Inmediatamente ella se da la vuelta y no tengo muy claro si es la manera en que su cabello mojado cae por sus hombros, si es su ropa mojada pronunciando cada una de sus curvas haciéndome apreciar su cuerpo sin la necesidad que este desnuda, si es la luz de la luna sobre ella, o simplemente es toda ella la que me cautiva instantáneamente; sólo sé que estoy frente a la mujer misteriosa que me ha vuelto loco anoche y que me atrapó la noche anterior a ésta.

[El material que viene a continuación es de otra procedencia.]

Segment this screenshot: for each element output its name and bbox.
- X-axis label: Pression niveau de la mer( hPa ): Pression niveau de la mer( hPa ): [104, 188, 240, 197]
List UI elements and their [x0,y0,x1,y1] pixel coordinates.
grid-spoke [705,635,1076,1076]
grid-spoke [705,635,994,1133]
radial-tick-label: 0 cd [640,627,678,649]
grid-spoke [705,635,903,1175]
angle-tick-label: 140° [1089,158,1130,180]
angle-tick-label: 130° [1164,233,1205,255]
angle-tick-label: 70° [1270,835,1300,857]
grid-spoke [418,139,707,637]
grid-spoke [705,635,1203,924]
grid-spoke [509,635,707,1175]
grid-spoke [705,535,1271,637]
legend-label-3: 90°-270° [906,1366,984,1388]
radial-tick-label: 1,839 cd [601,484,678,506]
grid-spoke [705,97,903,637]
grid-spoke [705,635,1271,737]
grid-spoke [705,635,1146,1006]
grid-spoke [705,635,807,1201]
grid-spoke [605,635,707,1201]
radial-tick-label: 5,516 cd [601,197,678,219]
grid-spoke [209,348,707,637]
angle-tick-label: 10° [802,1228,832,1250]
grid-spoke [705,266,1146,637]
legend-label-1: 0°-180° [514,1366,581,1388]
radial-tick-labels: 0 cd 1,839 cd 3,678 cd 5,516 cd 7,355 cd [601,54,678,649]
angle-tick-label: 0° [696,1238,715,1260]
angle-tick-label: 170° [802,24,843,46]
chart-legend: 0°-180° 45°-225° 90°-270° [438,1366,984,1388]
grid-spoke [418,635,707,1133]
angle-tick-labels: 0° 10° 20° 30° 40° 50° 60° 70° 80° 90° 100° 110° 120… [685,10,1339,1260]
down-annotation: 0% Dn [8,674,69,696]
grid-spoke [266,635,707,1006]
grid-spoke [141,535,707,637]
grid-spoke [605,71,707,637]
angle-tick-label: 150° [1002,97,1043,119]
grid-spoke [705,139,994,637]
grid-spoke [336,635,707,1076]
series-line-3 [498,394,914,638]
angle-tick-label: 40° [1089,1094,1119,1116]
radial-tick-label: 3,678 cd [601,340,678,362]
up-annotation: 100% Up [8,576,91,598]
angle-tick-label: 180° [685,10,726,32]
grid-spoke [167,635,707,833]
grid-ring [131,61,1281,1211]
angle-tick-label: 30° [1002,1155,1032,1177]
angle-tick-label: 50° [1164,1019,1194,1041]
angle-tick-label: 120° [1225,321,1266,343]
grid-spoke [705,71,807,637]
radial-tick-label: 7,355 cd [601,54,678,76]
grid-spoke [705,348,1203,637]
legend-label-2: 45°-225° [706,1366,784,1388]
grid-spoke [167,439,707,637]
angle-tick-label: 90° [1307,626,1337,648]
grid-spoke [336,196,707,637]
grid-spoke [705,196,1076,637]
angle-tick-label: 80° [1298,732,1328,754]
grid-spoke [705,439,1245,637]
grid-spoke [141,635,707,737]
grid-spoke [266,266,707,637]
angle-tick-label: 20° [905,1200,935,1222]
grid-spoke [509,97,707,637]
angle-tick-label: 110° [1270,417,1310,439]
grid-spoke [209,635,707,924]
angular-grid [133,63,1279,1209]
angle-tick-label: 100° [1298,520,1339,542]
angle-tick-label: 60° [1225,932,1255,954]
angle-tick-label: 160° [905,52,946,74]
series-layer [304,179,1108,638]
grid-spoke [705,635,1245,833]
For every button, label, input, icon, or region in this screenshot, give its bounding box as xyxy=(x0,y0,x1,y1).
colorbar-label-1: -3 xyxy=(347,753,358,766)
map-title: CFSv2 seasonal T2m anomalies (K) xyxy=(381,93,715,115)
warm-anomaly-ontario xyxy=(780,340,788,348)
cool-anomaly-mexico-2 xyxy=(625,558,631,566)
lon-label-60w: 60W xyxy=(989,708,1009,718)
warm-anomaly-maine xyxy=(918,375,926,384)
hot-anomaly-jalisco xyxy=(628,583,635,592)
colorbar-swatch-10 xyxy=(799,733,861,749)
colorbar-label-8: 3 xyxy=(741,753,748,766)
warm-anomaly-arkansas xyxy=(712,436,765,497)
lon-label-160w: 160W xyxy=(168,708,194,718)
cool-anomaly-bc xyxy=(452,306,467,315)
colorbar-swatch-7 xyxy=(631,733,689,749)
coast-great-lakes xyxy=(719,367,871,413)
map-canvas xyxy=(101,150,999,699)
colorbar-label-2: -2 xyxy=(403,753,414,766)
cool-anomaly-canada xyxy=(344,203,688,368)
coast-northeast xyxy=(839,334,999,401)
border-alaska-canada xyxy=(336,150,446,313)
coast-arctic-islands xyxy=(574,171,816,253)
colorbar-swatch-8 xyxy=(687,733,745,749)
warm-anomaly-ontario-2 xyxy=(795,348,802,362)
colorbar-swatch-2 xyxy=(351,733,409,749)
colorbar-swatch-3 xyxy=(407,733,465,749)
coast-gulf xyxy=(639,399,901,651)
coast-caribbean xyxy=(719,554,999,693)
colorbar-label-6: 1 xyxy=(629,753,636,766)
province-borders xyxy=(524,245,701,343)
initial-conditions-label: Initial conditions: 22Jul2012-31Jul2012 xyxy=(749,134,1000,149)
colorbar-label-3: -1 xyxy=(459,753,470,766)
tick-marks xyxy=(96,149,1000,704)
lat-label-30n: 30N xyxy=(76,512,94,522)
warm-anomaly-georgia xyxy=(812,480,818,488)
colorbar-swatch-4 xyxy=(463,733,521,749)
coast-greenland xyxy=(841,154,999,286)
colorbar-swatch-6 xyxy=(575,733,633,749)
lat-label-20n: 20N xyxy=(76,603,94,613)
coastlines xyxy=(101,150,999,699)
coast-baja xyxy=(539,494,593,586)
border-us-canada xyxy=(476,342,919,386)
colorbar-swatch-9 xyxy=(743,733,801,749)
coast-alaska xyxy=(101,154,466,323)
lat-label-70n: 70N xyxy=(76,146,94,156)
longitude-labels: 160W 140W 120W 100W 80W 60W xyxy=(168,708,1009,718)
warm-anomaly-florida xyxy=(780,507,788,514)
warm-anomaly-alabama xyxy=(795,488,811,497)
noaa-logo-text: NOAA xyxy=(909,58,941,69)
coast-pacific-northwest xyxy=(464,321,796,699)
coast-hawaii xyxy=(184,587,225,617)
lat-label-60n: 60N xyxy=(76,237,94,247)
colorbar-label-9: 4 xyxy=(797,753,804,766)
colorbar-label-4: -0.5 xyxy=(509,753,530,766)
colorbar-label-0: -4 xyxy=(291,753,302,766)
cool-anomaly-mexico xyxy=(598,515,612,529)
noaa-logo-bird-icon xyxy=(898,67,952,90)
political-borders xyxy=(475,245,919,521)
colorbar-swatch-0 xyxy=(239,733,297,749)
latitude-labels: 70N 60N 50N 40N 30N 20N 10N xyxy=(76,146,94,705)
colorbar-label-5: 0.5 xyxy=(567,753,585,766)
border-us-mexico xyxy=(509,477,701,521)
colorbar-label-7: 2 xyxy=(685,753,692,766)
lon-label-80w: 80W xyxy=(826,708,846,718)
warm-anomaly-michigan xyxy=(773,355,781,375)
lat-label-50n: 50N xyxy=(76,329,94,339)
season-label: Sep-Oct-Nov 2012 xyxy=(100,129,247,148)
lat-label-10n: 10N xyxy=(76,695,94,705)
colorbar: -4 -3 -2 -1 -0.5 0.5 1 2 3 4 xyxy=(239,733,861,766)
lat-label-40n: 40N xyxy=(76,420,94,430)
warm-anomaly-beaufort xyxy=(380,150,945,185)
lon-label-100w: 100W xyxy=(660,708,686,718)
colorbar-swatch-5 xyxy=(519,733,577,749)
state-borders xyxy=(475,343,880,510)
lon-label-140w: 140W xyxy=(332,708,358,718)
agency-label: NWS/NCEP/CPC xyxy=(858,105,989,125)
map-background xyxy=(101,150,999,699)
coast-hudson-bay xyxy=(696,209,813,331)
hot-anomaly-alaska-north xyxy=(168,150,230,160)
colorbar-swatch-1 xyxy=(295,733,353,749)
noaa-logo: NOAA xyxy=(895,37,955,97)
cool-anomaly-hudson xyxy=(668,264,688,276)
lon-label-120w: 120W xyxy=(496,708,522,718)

Estoy embelesado y no me doy cuenta que ella me ha preguntado más de dos veces quién soy.
― ¿Entonces? ― escucho de nuevo.
― ¿Disculpa? ― pregunto confundido.
― ¿Me dirás o qué? ¿Qué haces aquí? ¿Cómo te llamas?
― Benicio, me llamo Benicio Villanueva del Río ― le respondo rápido. Ella sonríe. ―¿Y tú?―
― Selene ― contesta
― Selene.― repito mientras me muerdo el labio inferior
Ella suspira ¿nerviosa? No lo sé, pero no le soy indiferente ― Bueno Benicio, espero que esto no se vuelva a repetir ― sentencia e intenta irse, pero sin poder evitarlo le sujetó suavemente de la mano y le detengo.
―Espera, no te vayas aún.― Le pido y es prácticamente una súplica.
Solo espero que ella se apiade de mi. No puedo dejarle ir así cuando al fin le he encontrado. No es tan sólo la mujer que me vuelve loco cada noche en mi balcón, pero también es la mujer que he visto a través del escaparate del restaurante y me hizo imaginar muchas cosas; esto no puede ser casualidad.
― En serio, me tengo que ir, te pido me sueltes ― me dice tranquila.
Lo hago y la dejo ir, si no ella no volverá a la playa y yo no podré verla de nuevo y no podría permitírmelo. Observo como se aleja y sigo sin poder creerlo, sonrío como tonto y repito de nuevo ― Selene, su nombre es Selene.